The man shrugged, giving up without any struggle, and sat down on the other chair. He smiled resignedly. “You don't believe me,” he said, as though it happened to him often.
They sat for a minute in almost companionable silence. He had thick, stubby hands he folded carefully in his lap. Penny should have been afraid — a quarter-mile at least to the nearest house, and his car parked behind hers — but she wasn't.
“What do you want?” she finally said.
“I used to do some work around the house,” he said. “I'm guy.”
She didn't understand. “Excuse me?”
“My name is Guy,” he said, “although I'm also a guy. It's confusing, I know.” He held out his hand to shake, which she did; the large watch slid down his arm, toward his elbow, like a bracelet on a woman. “My friends used to call me Some,” he said. “As in, ‘There goes some guy.’ ‘Who was there last night?’ ‘Some guy.’ ”
Penny laughed, politely. “That's funny.”
“In a limited way,” Guy said.
She still wasn't sure what he wanted. “So you worked for Irene's daughter? The one who's in Boston?”

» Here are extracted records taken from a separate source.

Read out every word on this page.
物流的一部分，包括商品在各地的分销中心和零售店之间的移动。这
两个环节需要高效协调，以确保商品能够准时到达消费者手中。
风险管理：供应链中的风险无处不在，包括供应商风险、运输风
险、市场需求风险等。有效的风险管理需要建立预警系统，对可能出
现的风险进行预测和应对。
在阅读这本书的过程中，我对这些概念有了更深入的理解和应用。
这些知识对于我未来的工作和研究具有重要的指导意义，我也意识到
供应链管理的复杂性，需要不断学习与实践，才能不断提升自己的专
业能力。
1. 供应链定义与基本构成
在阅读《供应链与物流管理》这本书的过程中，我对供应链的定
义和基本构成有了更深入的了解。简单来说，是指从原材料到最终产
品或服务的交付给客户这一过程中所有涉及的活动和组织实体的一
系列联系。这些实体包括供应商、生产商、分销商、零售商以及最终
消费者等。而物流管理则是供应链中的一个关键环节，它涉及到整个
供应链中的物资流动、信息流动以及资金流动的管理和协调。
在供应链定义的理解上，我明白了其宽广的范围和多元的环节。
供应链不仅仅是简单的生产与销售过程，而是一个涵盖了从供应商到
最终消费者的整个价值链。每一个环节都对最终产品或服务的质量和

Guy snorted, then looked down at his feet. “Christine's not in Boston,” he said. “That old lady — Jesus. She's tough as nails, isn't she?”
“Where is she, then?” Penny said. “Christine.”
“She passed on,” Guy said, giving her a moment to register what this meant. “Car accident. A year ago now.”
“I'm sorry,” Penny said, conscious of the rote stupidity of the words.
Guy shrugged again, and stood up. The watch slid back down to his wrist. “You won't unlock the place,” he said.
“No.”
“All right, then,” he said. “Thank you for your time.” Once more he held out his hand.
She'd barely gotten back to the books when Irene came by again, this time bearing cranberry-walnut muffins and “a wedge,” she said, “of fine local cheese.” Penny sighed; the days were getting so crowded that she hardly had time to think. They sat in plastic chairs on the front porch, and the strips cut into the backs of Penny's thighs as Irene launched into an exhaustive anecdote about the amount of state taxes she and Henry had to pay that year. The story was complex, with figures and equations, and footnotes and appendices would not have been out of place.
“I see,” Penny said, nodding. She was pinching the back of her knee, hard, trying to stay awake, but drifting back and forth between boredom and pain. She wished Tom were here; he was good at making excuses, polite yet direct, whereas Penny could go on nodding and smiling until she exploded into an obvious yawn. She wanted to ask Irene about her daughter, why she'd lied that Christine was in Boston, but couldn't see how to bring it up, especially given Irene's barrage of storytelling.